Mean Value Theorem: Derivatives vs. Integrals

Gradually drag point B to the right, counting the unit squares of ice that accumulate in the process. Stop at some point. Divide the ice area you've tallied by the width of the ice block. You have just calculated the _______ ________ of the function over your specified interval.

Drag the "ice" slider all the way to the right, causing it go through the "melting" process and convert into "water." Yes, we're pretending that ice and water have the same density in this metaphor. (Relax, chemistry nerds.) Continuing the metaphor, what does the MVT for Integrals guarantee will occur for at least one location an the specified interval between points A and B?

Turning our attention to the F graph, turn on the "tangent & secant" checkbox. An unlabeled point appears on the F curve. Drag that point to a location on the F curve that satisfies the MVT for Derivatives. What does the Theorem guarantee at this particular point?

Tangent line: At the same x-value(s) where you just dragged the unlabeled point on F(t) to satisfy the MVT for Derivatives, follow the vertical line that passes through that point back to the block of ice f(x). What of significance do you observe at that location on the ice?

Secant line: Compute the slope of the secant line for F(t) on the interval between points A and B. How does this slope connect to the block of ice f(x)?

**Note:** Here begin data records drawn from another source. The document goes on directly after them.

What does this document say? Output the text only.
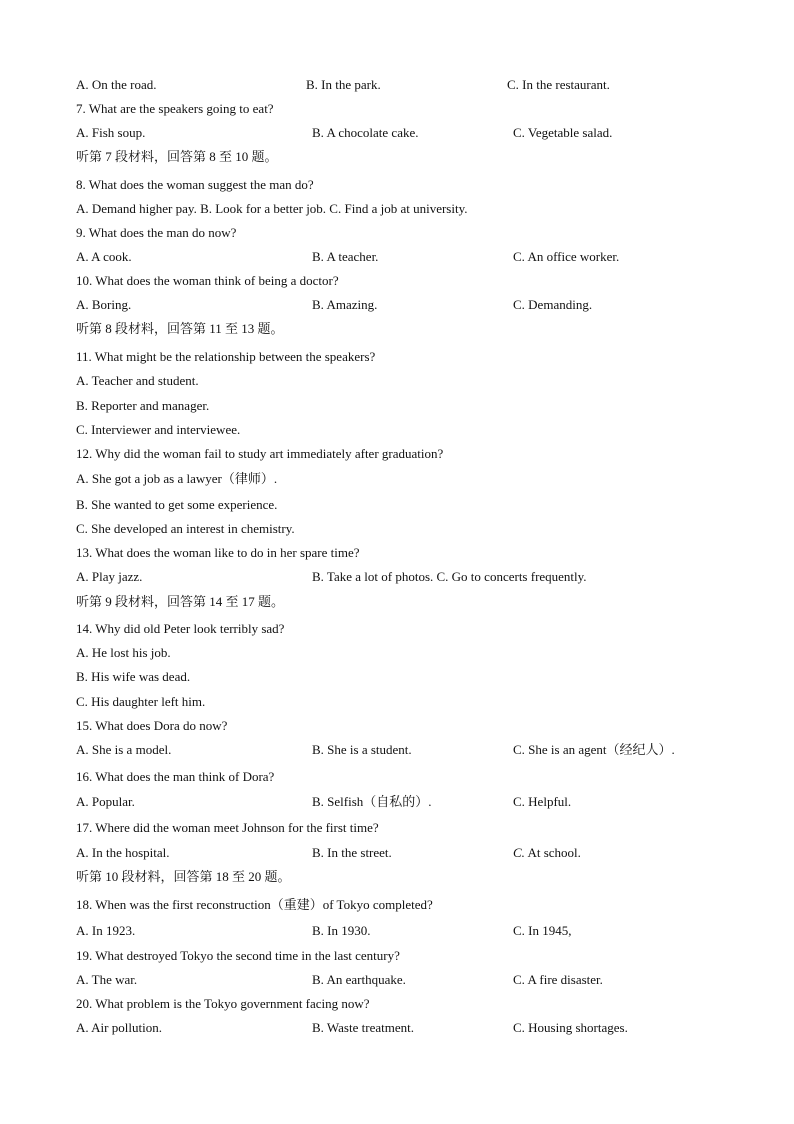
A. On the road.	B. In the park.	C. In the restaurant.
7. What are the speakers going to eat?
A. Fish soup.	B. A chocolate cake.	C. Vegetable salad.
听第 7 段材料，回答第 8 至 10 题。
8. What does the woman suggest the man do?
A. Demand higher pay. B. Look for a better job. C. Find a job at university.
9. What does the man do now?
A. A cook.	B. A teacher.	C. An office worker.
10. What does the woman think of being a doctor?
A. Boring.	B. Amazing.	C. Demanding.
听第 8 段材料，回答第 11 至 13 题。
11. What might be the relationship between the speakers?
A. Teacher and student.
B. Reporter and manager.
C. Interviewer and interviewee.
12. Why did the woman fail to study art immediately after graduation?
A. She got a job as a lawyer（律师）.
B. She wanted to get some experience.
C. She developed an interest in chemistry.
13. What does the woman like to do in her spare time?
A. Play jazz.	B. Take a lot of photos. C. Go to concerts frequently.
听第 9 段材料，回答第 14 至 17 题。
14. Why did old Peter look terribly sad?
A. He lost his job.
B. His wife was dead.
C. His daughter left him.
15. What does Dora do now?
A. She is a model.	B. She is a student.	C. She is an agent（经纪人）.
16. What does the man think of Dora?
A. Popular.	B. Selfish（自私的）.	C. Helpful.
17. Where did the woman meet Johnson for the first time?
A. In the hospital.	B. In the street.	C. At school.
听第 10 段材料，回答第 18 至 20 题。
18. When was the first reconstruction（重建）of Tokyo completed?
A. In 1923.	B. In 1930.	C. In 1945,
19. What destroyed Tokyo the second time in the last century?
A. The war.	B. An earthquake.	C. A fire disaster.
20. What problem is the Tokyo government facing now?
A. Air pollution.	B. Waste treatment.	C. Housing shortages.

With the "tangent & secant" checkbox still on, drag the unlabeled point back and forth along the differentiable F(t) curve. What is noteworthy about the slope of the line tangent to F(t) at the unlabeled point?

For most of this discussion we've been treating the position of point A as constant. Nonetheless, drag A left or right to a new position. While you drag A left/right: What happens to the graph of the accumulating function F(t) as you do so? How is the derivative of F(t) affected?